The obstacle was never the camera but the running. A lens fixed to an official sprinting after a counter-attack produces footage too shaken to broadcast, and that is the problem Lenovo was brought in to solve: stabilisation technology that cuts the motion blur and turns the first-person feed into a usable angle for television. Johannes Holzmüller, FIFA's Director of Innovation, presented the system at a virtual media roundtable held from the International Broadcast Centre in Dallas, with Lenovo's chief information officer Art Hu speaking alongside him.

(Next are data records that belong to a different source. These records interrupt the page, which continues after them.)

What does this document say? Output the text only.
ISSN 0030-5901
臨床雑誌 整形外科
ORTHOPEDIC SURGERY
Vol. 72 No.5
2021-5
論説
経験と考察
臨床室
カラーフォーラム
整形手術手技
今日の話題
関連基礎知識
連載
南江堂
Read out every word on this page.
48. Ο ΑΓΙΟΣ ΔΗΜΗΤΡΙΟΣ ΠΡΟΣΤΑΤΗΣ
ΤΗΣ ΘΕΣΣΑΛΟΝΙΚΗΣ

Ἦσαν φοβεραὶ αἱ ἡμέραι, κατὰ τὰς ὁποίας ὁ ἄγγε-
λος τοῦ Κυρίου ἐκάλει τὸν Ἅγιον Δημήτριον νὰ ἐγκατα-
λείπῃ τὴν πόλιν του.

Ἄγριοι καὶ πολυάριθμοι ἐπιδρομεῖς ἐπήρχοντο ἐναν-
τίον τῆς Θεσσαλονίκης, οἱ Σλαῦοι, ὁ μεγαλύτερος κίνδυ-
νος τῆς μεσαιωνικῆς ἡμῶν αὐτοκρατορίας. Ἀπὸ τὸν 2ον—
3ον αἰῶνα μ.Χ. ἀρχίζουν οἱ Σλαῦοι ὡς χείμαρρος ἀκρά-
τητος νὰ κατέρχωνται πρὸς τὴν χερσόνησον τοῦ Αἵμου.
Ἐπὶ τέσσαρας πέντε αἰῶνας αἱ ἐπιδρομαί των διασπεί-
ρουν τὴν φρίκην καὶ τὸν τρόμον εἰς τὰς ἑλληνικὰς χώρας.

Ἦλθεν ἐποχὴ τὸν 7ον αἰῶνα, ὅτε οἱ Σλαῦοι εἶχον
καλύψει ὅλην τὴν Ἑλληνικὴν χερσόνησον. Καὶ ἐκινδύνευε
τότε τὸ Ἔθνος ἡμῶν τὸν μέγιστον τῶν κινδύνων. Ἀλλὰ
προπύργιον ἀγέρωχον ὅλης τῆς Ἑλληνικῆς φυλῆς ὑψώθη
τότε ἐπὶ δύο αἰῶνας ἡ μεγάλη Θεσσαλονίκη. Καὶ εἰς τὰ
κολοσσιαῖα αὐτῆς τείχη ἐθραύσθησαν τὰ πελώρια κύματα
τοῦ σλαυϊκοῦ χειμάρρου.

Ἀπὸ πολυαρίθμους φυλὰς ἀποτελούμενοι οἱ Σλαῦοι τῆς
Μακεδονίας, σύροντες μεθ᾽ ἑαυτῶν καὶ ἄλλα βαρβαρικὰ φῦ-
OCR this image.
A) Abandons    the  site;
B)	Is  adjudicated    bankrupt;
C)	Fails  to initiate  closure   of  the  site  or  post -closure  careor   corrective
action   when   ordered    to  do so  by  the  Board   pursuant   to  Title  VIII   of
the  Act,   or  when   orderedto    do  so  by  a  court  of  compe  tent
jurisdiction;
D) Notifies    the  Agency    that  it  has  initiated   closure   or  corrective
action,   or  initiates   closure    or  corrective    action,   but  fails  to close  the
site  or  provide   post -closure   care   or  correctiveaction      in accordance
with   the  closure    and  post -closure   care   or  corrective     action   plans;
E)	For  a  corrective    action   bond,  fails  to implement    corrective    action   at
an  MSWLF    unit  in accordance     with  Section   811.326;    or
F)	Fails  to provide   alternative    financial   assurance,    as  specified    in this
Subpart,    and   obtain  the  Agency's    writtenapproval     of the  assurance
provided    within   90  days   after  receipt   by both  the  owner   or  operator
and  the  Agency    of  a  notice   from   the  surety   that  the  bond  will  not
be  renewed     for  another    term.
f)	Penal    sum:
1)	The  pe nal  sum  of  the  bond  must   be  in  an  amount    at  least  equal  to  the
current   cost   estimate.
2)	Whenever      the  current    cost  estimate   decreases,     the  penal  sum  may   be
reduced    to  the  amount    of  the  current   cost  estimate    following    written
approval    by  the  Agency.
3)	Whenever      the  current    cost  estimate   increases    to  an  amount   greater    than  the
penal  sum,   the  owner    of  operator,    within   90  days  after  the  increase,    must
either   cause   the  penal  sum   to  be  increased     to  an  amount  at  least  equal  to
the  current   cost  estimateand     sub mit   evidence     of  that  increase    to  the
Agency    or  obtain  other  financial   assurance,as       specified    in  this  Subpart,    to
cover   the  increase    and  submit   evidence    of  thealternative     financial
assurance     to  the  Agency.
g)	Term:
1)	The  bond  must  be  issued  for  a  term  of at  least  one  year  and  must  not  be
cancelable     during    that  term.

Offside calls get the deeper overhaul. At Qatar 2022, the semi-automated system stepped in when the margin was more than 50 centimetres; this time the threshold tightens to anything beyond 10. The change sounds incremental and is anything but — it moves the technology from catching the obvious to ruling on margins that once kept stadiums waiting in silence.
The routing changes too. Clear offsides no longer detour through the VAR room: an audio alert lands directly in the earpiece of the on-pitch officials, and the assistant referee can put the flag up at once. Where the Qatar version still passed the call through the video room, this one trusts the measurement enough to tell the people on the grass first — the wait between a through-ball and a decision shrinks to the time it takes a flag to rise.
There is a boundary to the automation, and FIFA has been careful to draw it. The system rules on positional offsides only — the geometric question of where a player stood when the ball was played. Whether that player interfered with play or with an opponent remains a human judgment, as it always has been. The machine establishes the line; the officials still decide what happened on either side of it.
The machinery underneath is considerable. Every player at the tournament has been scanned in three dimensions, and the resulting digital avatars do double duty: they feed the offside system its positional data, and they populate the 3D replays broadcasters will lean on when a tight call needs explaining to an audience.
Around the avatars runs an optical net. Sixteen tracking cameras in each stadium produce more than 150 million tracking data points per match — enough to rebuild any moment of a game in three dimensions, which is exactly what the video officials will do, using the reconstructions for VAR reviews and for judging whether a ball has left the field of play.
Not all of the technology points at the officials. Football AI Pro, a generative analysis assistant, goes to all 48 teams on identical terms. Holzmüller's framing was plain: not every side can afford a large analyst staff, and handing every federation the same tool narrows a gap that budgets usually decide. Among the tournament's innovations it is the least photogenic — and arguably the one a smaller football nation will feel most directly.
One change needs no camera at all. Goalkeepers now have eight seconds to release the ball, up from the six the old law allowed, and the price of holding on is a corner kick to the opposition. It is a small-print amendment with a visible consequence: the slow stroll to the edge of the box, ball cradled, becomes a risk rather than a habit.
The people running all of it were named on April 9, when Pierluigi Collina and Massimo Busacca presented the largest officiating corps in World Cup history: 170 officials from 50 countries, six women among them. That number is already one short. Somalia's Omar Artan, Africa's referee of the year, was denied entry to the United States and will not officiate — a reminder, before a ball has been kicked, that the most instrumented World Cup ever staged still runs on people, and that people can be stopped at a border in ways no replay can review.